I also had fresh install of R so I documented my steps of running the .zip package

  1. unzip z and open the R project file
  2. do all in text below
#do rstudio, r, rtools done see https://ohdsi.github.io/TheBookOfOhdsi/OhdsiAnalyticsTools.html#installR
#i only did 64bit for Java

install.packages("SqlRender")
library(SqlRender)
translate("SELECT TOP 10 * FROM person;", "postgresql")

install.packages("drat")
drat::addRepo("OHDSI")
install.packages("CohortMethod")

#if you see error
#ERROR: loading failed for 'i386'
#* removing 'C:/q/d/R/R-3.6.2/library/FeatureExtraction'

#repeat step install cohort method but add additional argument to ignore 32bit architecture
install.packages("CohortMethod",INSTALL_opts=c("--no-multiarch"))

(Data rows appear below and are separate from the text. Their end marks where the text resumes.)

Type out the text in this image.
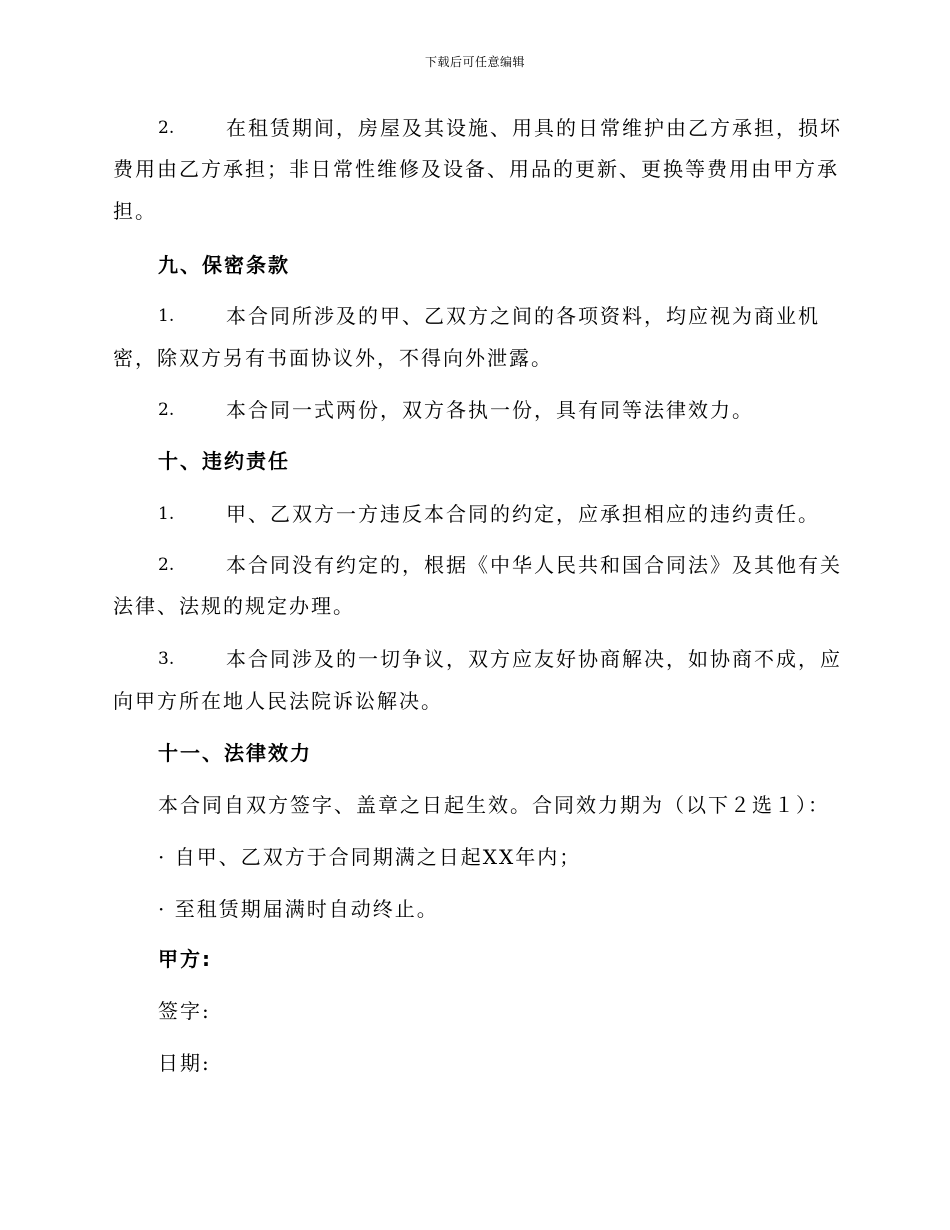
下载后可任意编辑
2.	在租赁期间，房屋及其设施、用具的日常维护由乙方承担，损坏
费用由乙方承担；非日常性维修及设备、用品的更新、更换等费用由甲方承
担。
九、保密条款
1.	本合同所涉及的甲、乙双方之间的各项资料，均应视为商业机
密，除双方另有书面协议外，不得向外泄露。
2.	本合同一式两份，双方各执一份，具有同等法律效力。
十、违约责任
1.	甲、乙双方一方违反本合同的约定，应承担相应的违约责任。
2.	本合同没有约定的，根据《中华人民共和国合同法》及其他有关
法律、法规的规定办理。
3.	本合同涉及的一切争议，双方应友好协商解决，如协商不成，应
向甲方所在地人民法院诉讼解决。
十一、法律效力
本合同自双方签字、盖章之日起生效。合同效力期为（以下２选１）：
· 自甲、乙双方于合同期满之日起XX年内；
· 至租赁期届满时自动终止。
甲方:
签字:
日期:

#load the package (not in book)
library(CohortMethod)

#check it
 sessionInfo()  
 #or better formatted via this (must first have devtools package installed) 
 devtools::session_info()
 
 
 #to compile the package - I also needed the following packages
 install.packages("OhdsiSharing",INSTALL_opts=c("--no-multiarch"))
 install.packages("MethodEvaluation",INSTALL_opts=c("--no-multiarch"))
 install.packages("EmpiricalCalibration",INSTALL_opts=c("--no-multiarch"))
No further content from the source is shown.